Ma voiture m'attendait au moment convenu, je pris congé de ces dames et je m'acheminai vers la petite ville de Saint-Jean-du-Gard, après m'être muni de pain et de fromage pour remplacer mon dîner.

En arrivant à Salindre, j'eus le plaisir de traverser le Gardon sur le pont neuf, dont quatre ans auparavant j'avais commencé les fondations; je me rappelle avoir vu cette rivière, torrentielle s'il en fut, s'élever, par une crue subite, de 7 mètres de hauteur en une seule nuit.
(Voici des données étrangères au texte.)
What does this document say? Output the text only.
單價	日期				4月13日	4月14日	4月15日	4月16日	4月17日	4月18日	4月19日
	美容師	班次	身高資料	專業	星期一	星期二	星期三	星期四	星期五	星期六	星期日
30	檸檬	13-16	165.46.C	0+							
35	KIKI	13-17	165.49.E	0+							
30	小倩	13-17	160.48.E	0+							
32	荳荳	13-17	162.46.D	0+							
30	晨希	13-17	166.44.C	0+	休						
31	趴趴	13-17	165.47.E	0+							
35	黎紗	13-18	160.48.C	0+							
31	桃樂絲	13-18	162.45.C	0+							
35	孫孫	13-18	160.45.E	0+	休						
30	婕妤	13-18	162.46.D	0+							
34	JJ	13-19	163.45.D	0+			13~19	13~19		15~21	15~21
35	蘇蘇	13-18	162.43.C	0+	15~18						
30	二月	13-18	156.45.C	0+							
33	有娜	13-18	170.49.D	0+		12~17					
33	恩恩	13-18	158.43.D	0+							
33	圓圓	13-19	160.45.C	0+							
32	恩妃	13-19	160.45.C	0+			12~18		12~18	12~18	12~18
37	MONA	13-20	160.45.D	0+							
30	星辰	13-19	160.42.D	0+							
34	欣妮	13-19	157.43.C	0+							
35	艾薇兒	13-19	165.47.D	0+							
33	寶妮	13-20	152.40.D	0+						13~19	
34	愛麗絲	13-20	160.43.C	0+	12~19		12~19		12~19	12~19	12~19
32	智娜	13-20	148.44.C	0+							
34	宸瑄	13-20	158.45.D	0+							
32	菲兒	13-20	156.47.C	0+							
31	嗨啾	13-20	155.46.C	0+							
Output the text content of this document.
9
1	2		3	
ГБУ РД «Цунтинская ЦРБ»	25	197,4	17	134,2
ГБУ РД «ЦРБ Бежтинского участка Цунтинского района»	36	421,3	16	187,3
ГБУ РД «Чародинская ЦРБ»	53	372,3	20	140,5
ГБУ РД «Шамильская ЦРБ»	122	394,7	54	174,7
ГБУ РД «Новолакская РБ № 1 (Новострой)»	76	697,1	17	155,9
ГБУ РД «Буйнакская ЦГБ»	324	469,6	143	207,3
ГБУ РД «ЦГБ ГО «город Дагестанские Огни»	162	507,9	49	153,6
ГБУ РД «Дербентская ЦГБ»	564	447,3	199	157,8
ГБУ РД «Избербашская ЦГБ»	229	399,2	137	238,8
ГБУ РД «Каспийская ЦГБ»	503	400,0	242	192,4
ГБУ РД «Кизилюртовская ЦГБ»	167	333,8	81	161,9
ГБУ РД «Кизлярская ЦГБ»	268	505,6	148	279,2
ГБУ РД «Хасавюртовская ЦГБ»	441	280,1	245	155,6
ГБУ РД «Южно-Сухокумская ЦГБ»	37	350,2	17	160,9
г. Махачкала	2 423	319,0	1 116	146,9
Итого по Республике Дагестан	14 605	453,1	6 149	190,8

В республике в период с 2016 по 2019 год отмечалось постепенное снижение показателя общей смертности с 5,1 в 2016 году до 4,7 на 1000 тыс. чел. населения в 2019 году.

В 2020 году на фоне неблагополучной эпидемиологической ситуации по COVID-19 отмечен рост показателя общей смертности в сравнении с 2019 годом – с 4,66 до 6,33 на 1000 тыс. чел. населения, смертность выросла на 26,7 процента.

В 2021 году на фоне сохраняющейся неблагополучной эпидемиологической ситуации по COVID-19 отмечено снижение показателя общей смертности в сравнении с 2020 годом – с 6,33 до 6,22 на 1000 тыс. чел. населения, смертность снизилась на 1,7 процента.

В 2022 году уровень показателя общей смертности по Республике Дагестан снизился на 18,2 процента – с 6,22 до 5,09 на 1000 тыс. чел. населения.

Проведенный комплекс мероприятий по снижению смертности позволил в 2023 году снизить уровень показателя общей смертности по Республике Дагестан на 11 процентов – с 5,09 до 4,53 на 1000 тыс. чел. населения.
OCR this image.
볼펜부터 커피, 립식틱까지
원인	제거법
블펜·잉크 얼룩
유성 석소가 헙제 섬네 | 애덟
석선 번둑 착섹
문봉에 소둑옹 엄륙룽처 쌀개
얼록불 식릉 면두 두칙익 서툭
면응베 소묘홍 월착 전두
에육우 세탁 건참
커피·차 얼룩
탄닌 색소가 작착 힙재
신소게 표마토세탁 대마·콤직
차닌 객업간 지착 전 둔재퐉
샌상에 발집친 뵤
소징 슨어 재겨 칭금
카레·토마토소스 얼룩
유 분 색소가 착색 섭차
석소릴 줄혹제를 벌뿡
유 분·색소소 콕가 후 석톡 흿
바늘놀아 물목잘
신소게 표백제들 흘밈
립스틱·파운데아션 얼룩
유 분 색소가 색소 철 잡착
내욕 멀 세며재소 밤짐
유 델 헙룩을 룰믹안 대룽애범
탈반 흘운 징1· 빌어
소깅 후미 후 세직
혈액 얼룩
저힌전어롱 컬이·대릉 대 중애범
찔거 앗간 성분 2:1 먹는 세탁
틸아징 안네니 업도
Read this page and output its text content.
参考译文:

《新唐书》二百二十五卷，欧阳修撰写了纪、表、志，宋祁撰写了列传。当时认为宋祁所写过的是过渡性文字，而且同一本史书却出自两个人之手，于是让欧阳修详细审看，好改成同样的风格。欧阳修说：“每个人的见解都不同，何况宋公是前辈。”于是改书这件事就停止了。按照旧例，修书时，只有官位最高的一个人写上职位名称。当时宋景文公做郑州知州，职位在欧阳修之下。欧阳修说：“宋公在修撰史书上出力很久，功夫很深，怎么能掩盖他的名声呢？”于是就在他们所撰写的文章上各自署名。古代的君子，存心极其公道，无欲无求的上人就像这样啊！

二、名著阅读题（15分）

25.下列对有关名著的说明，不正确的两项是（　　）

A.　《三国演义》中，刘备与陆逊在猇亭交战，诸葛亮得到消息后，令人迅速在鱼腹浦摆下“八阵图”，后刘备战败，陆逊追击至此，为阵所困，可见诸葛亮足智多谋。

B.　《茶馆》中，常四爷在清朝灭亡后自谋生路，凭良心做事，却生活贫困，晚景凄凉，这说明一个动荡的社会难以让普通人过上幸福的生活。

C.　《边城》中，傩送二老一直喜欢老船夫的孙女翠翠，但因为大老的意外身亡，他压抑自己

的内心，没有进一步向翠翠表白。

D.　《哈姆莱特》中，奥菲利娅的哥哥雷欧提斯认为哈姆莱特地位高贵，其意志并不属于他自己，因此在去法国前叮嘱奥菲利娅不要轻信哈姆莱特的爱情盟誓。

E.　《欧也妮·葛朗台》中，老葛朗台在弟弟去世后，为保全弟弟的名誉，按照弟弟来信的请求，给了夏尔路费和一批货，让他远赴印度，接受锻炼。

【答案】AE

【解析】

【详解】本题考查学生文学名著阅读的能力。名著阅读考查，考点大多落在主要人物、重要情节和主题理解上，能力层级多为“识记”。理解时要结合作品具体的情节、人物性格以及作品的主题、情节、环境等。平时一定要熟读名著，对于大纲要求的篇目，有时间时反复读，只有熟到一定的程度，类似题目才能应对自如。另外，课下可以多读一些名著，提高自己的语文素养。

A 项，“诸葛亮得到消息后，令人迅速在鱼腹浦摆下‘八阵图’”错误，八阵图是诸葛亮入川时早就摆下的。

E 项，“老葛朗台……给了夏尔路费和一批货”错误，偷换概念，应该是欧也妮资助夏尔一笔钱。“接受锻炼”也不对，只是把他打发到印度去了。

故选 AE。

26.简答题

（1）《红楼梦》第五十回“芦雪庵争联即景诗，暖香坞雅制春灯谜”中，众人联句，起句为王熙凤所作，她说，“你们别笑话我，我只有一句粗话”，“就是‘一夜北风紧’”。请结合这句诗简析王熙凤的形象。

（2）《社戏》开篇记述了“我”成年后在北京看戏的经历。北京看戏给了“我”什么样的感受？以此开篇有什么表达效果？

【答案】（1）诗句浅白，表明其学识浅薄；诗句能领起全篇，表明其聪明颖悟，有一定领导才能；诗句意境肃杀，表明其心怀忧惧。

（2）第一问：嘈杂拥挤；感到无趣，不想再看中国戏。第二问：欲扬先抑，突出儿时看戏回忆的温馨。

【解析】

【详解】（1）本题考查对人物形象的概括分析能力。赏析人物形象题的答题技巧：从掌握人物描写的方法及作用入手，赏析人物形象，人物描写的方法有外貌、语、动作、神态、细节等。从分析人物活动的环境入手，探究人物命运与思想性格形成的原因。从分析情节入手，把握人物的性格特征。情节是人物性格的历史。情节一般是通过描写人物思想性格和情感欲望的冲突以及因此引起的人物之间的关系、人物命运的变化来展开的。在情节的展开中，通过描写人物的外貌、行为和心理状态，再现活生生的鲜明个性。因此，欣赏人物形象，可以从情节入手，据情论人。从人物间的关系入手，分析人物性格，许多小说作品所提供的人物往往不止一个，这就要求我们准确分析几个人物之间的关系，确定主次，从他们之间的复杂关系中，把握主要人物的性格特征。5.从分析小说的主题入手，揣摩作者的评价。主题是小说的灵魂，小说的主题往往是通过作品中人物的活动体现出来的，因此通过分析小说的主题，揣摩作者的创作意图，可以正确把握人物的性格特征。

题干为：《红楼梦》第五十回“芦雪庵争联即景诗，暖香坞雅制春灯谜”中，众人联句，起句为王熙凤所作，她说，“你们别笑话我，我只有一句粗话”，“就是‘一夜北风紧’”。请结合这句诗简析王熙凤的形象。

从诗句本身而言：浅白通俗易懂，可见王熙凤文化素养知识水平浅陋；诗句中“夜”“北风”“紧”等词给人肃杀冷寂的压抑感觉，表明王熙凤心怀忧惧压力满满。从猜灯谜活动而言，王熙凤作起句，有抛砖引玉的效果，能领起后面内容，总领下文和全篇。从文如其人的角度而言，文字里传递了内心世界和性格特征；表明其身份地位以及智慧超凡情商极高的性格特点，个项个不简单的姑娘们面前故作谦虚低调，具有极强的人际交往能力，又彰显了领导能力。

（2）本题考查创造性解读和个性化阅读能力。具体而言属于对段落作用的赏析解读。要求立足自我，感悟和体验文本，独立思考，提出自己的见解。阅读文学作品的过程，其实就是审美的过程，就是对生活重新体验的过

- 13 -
Je pus m'arrêter quelques minutes chez mes anciens hôtes, qui habitaient toujours la même maison; je les remerciai de nouveau de leur ancienne hospitalité presque écossaise, car ils m'en avaient donné pour beaucoup plus que mon argent.

Quand j'arrivai à Saint-Jean-du-Gard, on faisait l'appel des voyageurs, mon programme était donc très exactement rempli.

Avant de m'endormir dans la diligence qui devait lentement me conduire à Clermont, il me revint en mémoire un épisode assez original de mon séjour au Pont-de-Salindre, en 1835.

Pour surveiller mes travaux, j'étais logé dans l'unique maison qui se trouvait sur les lieux, dans une famille aux trois quarts bourgeoise et pour le reste campagnarde, celle que je venais de revoir, qui moyennant 2 francs par jour, voulait bien me donner le logement, la nourriture, le blanchissage, du café au lait de chèvre et des figues à discrétion, de plus la permission de monter sur son cheval blanc, quand je prenais la fantaisie d'aller à Anduze situé à 3 kilomètres.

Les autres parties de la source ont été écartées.